Greg Gibas (Vice President and Senior Research Analyst)
Great. Good morning, Mark and Brian. Thanks for taking the questions. Congrats on the quarter. Similar to what you accomplished with ESPN Bet to I guess expand to the full suite of BetVision Sports coverage, could you maybe discuss the opportunity with. Your broader sportsbook customers that maybe don't use or use it for perhaps just the NFL? I guess just kind of how underpenetrated you would say that that product is relative to the full adoption opportunity.
Mark Locke (CEO)
Look, they're early days. The products are being distributed widely. We've got a good uptake from the sportsbooks, as we mentioned earlier, but there's still an awful long way to go. I think the thing that I would focus on, if I were in your shoes, is the level of results that we're getting. Obviously, the sportsbooks, as we've said for a very long time, want to be shifting people to in-play betting, high margins.
Better returns, better engagement from the fans' point of view. From our point of view, we get a much higher return on our through the commercial deals that we have, if I remind you, going back all the years, three times the amount. So there's a strong focus in the business on getting that distribution and, frankly, a strong focus from the sportsbooks as well because it benefits both of us. So from that point of view, we think that we're still very early in the journey, and we expect that product and the adoption of that to be very strong over the coming years.
Greg Gibas (Vice President and Senior Research Analyst)

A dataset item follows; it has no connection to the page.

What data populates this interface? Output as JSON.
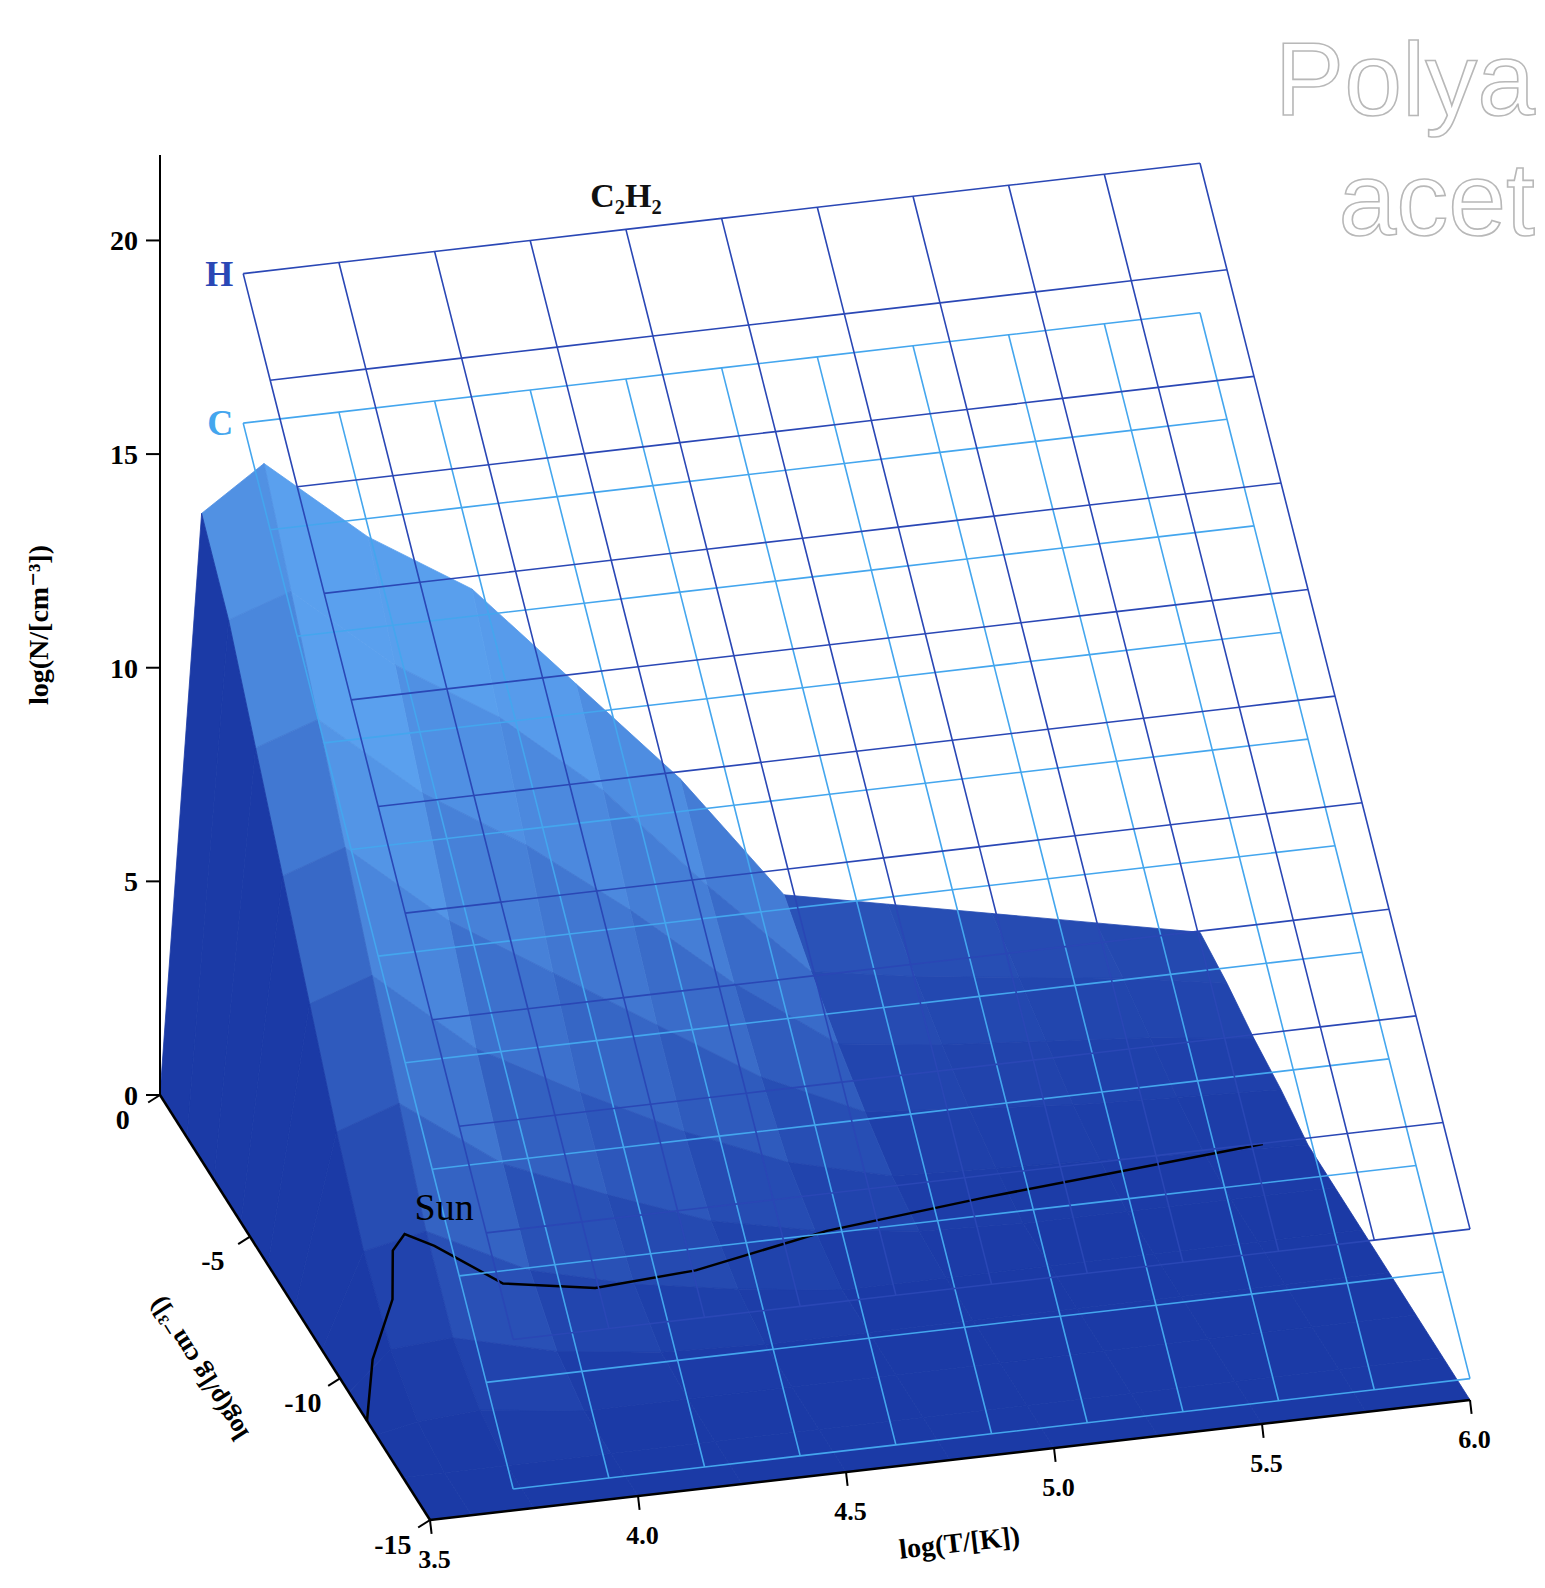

Got it. Great. I guess for clarification, and I apologize if you already addressed, but regarding the temporary timing mismatch between RevRec and the increased cost basis from rights. Fair to say no impact expected or carryover into Q4?
Mark Locke (CEO)
That's right. It should start to unwind as we, for Sirion and EPFL in particular, we start to monetize those deals.
Operator (participant)
All right. Thanks for the questions, Greg. That does conclude our Q&A session, and it also concludes today's earnings call. Thank you so much for joining, and you may now disconnect. Have a great day, everyone.